There has been new research on the impacts of these hog factory farms on public health. For example, the University of North Carolina and Iowa State University have conducted studies that link this industry to increased rates of asthma and other respiratory ailments in communities adjacent to the farms, and to psychological problems, such as depression. The testing of groundwater wells down gradient of North Carolina hog farms indicated that more than 10-percent of them were contaminated with nitrate.

Present day hog factory farms have little in common with the traditional family farms of the past. They are highly mechanized for mass production. The hogs are treated like raw materials in an industrial factory and spend their entire lives cramped together in big warehouses. Their feeding, reproduction and nursing are facilitated by mechanical devices. Everything is controlled, from additive levels in feed, to dosages of antibiotics, to exposure to daylight.

These factory farms have been forcing out the small farmer just like chain stores have forced out the small mom-and-pop retail stores. In North Carolina, since 1983, about three quarters of the hog farmers have left the business. Further, these new corporate farms go beyond the raising of animals; they are called "integrators" and combine company-owned farms, contract farms, and farming-related business (feed mills, transportation, etc.) under a single company. A relatively few corporate entities dominate the entire pork industry.

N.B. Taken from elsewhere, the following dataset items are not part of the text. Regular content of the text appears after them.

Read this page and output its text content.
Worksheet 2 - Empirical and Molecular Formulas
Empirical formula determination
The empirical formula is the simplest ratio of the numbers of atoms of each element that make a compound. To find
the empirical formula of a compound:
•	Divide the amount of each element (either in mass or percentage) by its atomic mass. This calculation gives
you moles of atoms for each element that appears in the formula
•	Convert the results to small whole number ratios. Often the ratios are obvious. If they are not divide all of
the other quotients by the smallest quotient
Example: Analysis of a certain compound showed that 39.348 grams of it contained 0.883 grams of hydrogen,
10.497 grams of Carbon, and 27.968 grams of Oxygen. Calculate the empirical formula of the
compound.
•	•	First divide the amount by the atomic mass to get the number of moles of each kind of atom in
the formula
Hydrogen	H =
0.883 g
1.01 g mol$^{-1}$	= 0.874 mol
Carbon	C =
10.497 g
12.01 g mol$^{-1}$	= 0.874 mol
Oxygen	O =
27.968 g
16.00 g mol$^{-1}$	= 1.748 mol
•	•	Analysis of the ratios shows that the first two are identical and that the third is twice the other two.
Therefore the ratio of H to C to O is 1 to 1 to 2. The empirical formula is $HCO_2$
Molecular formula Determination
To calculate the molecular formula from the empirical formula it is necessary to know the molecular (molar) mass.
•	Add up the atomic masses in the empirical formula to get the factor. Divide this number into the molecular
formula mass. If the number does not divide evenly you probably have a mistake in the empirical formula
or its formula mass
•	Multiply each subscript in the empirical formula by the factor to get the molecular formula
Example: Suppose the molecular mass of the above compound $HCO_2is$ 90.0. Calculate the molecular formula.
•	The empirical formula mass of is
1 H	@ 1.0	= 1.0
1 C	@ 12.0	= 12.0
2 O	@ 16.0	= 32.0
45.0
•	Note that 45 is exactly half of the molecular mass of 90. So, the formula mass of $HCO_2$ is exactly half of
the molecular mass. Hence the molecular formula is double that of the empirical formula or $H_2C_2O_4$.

Many states have now placed moratoriums on new corporate farms so these huge and powerful corporations are beginning to look to Florida. If they are allowed to come to this state, our aquifer, our waterways, our fragile environment will be assaulted as never before. Once these conglomerates are established, it appears it is difficult to regulate them and probably impossible to get rid of them.

Please sign a petition and help to get this initiative on the ballot.